Paul Dano -- looking much like the singer -- portrays Wilson in his earlier life in the trailer below. The first few shots show The Beach Boys performing hits like "I Get Around" before Wilson starts to obsess over the making of Pet Sounds. Paul Giamatti, who plays the controversial therapist Dr. Eugene Landy in the film, explains that Wilson is a "sick man" as Dano transforms into an older version of the musician, played by John Cusack. Check out the trailer below.

Props to casting directors Paul Schnee and Kerry Barden for grabbing Dano, an up-and-comer whose recent credits include 12 Years a Slave and Prisoners. Cusack can bring it whenever he needs to, and Giamatti was a brilliant choice for Landy, who ultimately leads Wilson astray. Elizabeth Banks will have to up her game as the love interest and eventual wife of Wilson, Melinda Ledbetter, who helps bring the creative genius into the second chapter of his career.

Love & Mercy takes its name from the lead single of Wilson's 1988 self-titled album -- Landy is actually credited as a co-writer on the track. He has gone on to make nine additional solo albums, including the 2004 masterpiece Brian Wilson Presents Smile, which was originally intended to follow up The Beach Boys's Pet Sounds until it was shelved.

Rolling Stone gave the album five out of five stars.

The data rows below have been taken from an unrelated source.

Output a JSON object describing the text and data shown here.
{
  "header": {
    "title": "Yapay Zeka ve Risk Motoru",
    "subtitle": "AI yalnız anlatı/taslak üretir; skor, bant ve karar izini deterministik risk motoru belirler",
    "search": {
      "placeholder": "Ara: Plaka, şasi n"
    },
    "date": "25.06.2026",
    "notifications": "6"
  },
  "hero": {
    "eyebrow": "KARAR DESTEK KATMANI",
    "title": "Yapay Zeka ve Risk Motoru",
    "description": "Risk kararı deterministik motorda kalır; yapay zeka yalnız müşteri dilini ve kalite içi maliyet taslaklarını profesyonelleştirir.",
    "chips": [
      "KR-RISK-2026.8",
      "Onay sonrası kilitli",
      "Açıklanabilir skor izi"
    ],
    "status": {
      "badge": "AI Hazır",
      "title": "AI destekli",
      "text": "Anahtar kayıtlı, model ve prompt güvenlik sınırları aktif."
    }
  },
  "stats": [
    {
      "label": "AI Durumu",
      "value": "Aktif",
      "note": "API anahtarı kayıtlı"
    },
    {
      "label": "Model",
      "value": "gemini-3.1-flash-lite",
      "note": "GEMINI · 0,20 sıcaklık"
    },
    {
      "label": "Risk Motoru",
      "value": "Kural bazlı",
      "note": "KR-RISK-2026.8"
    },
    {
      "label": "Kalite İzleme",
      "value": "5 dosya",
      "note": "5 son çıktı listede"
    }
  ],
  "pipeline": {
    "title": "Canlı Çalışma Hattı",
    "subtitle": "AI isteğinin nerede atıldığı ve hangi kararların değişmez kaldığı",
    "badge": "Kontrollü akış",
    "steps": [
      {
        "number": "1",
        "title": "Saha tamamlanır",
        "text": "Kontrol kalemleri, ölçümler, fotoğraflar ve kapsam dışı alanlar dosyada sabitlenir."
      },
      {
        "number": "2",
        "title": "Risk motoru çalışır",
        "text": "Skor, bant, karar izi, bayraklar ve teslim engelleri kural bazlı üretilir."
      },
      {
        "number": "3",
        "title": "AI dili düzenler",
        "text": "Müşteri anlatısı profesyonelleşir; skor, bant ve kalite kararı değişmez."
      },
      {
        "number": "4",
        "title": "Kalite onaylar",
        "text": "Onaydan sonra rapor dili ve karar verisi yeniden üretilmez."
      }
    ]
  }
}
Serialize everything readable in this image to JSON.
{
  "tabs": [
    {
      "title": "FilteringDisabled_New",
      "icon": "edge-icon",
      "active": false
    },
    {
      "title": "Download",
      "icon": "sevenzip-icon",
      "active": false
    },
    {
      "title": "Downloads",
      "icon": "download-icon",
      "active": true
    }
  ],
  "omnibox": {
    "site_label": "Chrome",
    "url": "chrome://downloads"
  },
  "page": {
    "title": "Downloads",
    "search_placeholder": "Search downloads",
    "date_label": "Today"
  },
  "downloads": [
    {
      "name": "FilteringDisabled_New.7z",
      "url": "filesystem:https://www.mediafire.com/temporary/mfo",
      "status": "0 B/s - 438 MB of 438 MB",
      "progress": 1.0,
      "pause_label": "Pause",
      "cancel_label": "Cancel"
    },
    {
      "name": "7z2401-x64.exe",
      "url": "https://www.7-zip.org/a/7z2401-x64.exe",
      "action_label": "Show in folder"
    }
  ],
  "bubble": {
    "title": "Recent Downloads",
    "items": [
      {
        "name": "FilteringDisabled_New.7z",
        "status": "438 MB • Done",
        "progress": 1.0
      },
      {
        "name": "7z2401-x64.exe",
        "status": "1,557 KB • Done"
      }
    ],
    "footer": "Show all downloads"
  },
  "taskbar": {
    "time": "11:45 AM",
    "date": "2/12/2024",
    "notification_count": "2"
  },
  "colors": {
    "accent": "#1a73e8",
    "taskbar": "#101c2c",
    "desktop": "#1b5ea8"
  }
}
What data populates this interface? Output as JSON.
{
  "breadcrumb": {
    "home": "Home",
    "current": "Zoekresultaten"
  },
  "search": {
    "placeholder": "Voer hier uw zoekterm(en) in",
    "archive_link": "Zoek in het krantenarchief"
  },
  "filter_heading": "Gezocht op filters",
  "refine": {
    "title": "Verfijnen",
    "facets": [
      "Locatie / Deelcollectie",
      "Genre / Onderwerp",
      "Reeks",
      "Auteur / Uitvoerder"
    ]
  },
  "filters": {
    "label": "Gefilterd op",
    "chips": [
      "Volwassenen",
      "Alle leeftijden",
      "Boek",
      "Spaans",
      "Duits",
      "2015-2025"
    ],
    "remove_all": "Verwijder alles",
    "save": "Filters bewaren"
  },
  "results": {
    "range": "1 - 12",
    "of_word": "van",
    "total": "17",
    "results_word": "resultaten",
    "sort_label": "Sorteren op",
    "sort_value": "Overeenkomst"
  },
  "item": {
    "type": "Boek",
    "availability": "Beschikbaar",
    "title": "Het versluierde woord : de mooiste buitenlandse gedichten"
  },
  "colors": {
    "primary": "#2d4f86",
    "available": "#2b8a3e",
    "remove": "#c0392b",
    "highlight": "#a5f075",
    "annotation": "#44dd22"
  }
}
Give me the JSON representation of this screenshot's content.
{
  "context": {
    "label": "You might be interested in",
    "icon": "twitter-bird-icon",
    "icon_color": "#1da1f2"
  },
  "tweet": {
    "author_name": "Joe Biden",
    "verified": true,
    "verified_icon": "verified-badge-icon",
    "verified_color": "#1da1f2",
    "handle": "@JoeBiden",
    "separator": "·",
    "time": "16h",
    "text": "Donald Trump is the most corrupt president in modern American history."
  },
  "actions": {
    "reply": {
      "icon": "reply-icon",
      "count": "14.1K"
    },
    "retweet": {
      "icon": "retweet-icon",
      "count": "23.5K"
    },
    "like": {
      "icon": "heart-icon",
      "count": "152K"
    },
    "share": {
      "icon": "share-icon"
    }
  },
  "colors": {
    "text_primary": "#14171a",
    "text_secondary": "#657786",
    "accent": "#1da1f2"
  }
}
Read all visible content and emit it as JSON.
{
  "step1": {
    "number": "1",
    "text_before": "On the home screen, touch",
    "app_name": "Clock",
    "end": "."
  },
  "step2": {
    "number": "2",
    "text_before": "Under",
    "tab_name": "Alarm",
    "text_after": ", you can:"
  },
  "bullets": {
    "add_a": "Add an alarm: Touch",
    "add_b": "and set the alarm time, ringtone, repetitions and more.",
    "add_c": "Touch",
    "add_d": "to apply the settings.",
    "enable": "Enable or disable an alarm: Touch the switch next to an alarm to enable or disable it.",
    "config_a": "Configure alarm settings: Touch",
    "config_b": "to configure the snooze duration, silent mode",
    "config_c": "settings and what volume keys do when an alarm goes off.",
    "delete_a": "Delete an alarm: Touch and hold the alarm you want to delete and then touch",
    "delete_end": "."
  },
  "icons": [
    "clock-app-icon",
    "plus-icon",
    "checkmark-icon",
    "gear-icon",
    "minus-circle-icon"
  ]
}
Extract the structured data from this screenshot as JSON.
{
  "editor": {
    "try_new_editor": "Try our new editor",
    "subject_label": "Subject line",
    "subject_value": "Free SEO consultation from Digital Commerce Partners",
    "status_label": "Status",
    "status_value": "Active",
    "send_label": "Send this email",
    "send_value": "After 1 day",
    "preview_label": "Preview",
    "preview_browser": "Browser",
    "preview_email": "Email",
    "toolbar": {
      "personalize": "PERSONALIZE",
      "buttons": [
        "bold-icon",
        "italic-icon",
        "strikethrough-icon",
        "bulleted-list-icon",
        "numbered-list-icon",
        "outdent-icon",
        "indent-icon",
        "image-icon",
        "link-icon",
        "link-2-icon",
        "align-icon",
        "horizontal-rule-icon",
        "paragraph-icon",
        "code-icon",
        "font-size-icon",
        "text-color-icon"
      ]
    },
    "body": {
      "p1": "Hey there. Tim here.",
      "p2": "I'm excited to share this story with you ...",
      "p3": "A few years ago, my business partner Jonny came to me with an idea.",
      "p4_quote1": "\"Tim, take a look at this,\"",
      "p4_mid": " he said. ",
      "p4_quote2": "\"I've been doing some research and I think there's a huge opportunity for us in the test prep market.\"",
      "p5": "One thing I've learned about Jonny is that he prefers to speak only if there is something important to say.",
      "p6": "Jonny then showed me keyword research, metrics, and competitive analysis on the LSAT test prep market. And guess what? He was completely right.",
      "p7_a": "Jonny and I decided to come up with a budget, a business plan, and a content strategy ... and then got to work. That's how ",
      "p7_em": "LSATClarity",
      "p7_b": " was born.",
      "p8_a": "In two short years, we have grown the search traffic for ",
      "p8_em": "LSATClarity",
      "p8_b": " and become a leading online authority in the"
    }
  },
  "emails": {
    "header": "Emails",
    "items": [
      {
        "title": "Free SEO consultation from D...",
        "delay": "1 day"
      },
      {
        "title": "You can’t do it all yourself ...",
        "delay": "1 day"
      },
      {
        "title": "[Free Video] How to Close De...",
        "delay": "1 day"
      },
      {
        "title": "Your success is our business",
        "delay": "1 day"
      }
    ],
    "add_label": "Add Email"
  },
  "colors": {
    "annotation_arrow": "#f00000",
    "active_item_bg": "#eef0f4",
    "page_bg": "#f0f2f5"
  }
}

"Wilson's voice has deepened and coarsened irreparably," Robert Christgau wrote about the album. "Although he hits the notes, he can't convey the innocence Smile's content seems to demand. But he can convey commitment and belief -- belief that his young bonkers self composed a work that captured possibilities now nearly lost to history. Smile proves that those possibilities are still worth pursuing."